ElevenLabs also offers two voice cloning services: Instant Cloning and Professional Cloning. The latter promises to generate a synthetic voice indistinguishable from the original one.
A professionally cloned voice takes 2-4 weeks on average to be produced, as the company performs a full training session for their foundational AI model with the audio sample that you have provided.
If Synthetic Work readers are interested in an audio version of the newsletter, I might attempt to clone my voice with the Professional Cloning service, giving ElevenLabs the right to use my voice to say despicable things in perpetuity. At least, you’d have a sense of the maximum quality that is achievable with their model.
Whichever voice cloning service you end up using, it will end up in the Voice Lab section, too.
At this point, all you have to do is go back to the Speech Synthesis section, select the voice you want to use, and paste the text you want to generate.
Depending on your subscription level, you can generate chunks of 2,500 characters or 5,000 characters. No more. So, there’s still a lot of manual work involved.
The alternative is to subscribe to their Independent Publisher plan, which allows you to generate text via an API, automating the whole process.
During this test, I discovered that you can upload text that contains HTML tags and ElevenLabs will safely ignore most of them. Of course, it will consume some of your character quota, but it might speed up your workflow. But, in some cases like the summary of the Issue, the use of HTML tags improved the situation, forcing the synthetic voice to pause at the right places.
Overall, it was a very laborious process that took many hours.
In part, because I had to re-generate the same segment multiple times as I learned how the synthetic voice would react to things like quotes, ellipses, HTML tags, and more. Once learned that, it was a straightforward job.
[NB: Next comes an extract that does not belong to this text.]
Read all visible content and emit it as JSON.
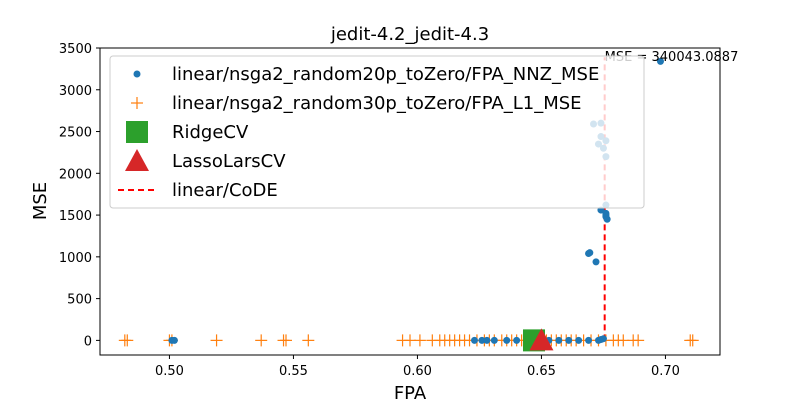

In part, because I had to edit the voice segments together in a somewhat final product, which is here (and at the top of the Free Edition):
Let me know what you think by replying to this email.
As you’ll find out, especially if you compare what you hear with what you read, the result is not perfect. The synthetic voice still struggles a bit in giving the right intonation to questions, and certain pauses are either too long or too short.
Additionally, it’s impossible to understand when a quote ends and my writing starts.
You could say that the whole speech could be a little more expressive. While true, it’s worth remembering that many human beings are significantly less expressive than the voice I selected.
Overall, I think I obtained an impressive quality. In one year, synthetic voices might become truly indistinguishable from human voices.
The most important thing that you need to keep in mind is this: the whole process can be automated.
We are entering uncharted territory for our species, where various incarnations of generative AI, producing text, images, voices, and soon music and entire films, will be able to churn out entertainment and information at a speed that is impossible to match with human labor.